Monday, June 24, 2019
 

BY KAREN BOSSICK

Nat Moyer is an 81-year-old curmudgeon, so bored with his life that he invents a host of identities, presenting himself one day as a mobster and another as a lawyer pontificating on how to save his friend’s job.

His sidekick is another octogenarian named Midge Carter, a cantankerous African-American hiding out   from the tenants in the apartment building where he spends his days tending an aging boiler.

Both men are angry and hurt. Nat is quick to list his grievances, even as he weaves elaborate tales of government conspiracy. And Midge must ward off the threat of being declared legally incompetent.

The men’s stage is a bench in New York’s Central Park where they air grievances, dispense advice and give each other a bad time.

And that stage will be set this coming weekend at the Sawtooth Botanical Garden south of Ketchum as the Royal Larkspur Players present “I’m Not Rappaport.”

The play reading, under the direction of Larkspur Founder Gary Hoffman, will begin at 6:30 p.m. Friday and Saturday, June 28-29, at the Sawtooth Botanical Garden.

Admission is free but donations will go to three nonprofits: The Sawtooth Botanical Garden, The Senior Connection and NAMI-WRV.

Since the play takes place in New York’s Central Park, the Botanical Garden stands in perfectly, said Hoffman, who is suggesting a donation of $15 per person.
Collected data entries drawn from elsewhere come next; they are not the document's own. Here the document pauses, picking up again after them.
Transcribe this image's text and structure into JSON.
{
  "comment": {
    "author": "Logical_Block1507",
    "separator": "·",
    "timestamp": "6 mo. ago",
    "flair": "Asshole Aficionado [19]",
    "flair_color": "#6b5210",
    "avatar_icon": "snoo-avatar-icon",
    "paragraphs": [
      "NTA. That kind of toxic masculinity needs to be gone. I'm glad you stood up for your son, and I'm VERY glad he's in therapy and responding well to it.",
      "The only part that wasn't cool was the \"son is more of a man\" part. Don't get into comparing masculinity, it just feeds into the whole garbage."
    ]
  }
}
“A staged reading, yes, but mics on the actors, music, lighting, costumes and props. Plenty of room for folks to bring lawn chairs and even picnic food,” he added.

Herb Gardner’s “I’m Not Rappaport” won the 1985 Tony for Best Play, running 891 performances on Broadway. It also won a Tony for Best Actor for Judd Hirsch for his role as the aging Jewish socialist.

It made its debut at the Seattle Repertory Theatre in 1984.

Gardner was inspired by two elderly men he met in Central Park. He chose the title from an old vaudeville joke when one man continuously greets another with the name “Rappaport,” only to have the other man repeatedly deny that he is Rappaport.

The 1996 film version starred Walter Matthau, Ossie Davis, Army Irving and Craig T. Nelson.

Hoffman will star as Nat Moyer in this version with George Lima, of Atlanta, Ga., his sidekick. Cam Cooper, Dawson Howard, Sean Sheehan, Jessica Timmons and Lynn Pattnosh will round out the play.

The play deals with a variety of issues, including society’s treatment of the elderly and the difficulties of dealing with adult children who are convinced they know what’s best for their parents.

 It also provides insights into aging. Just take it from Nat:

“Old people, they know something. They didn’t just stay late to ruin your party.”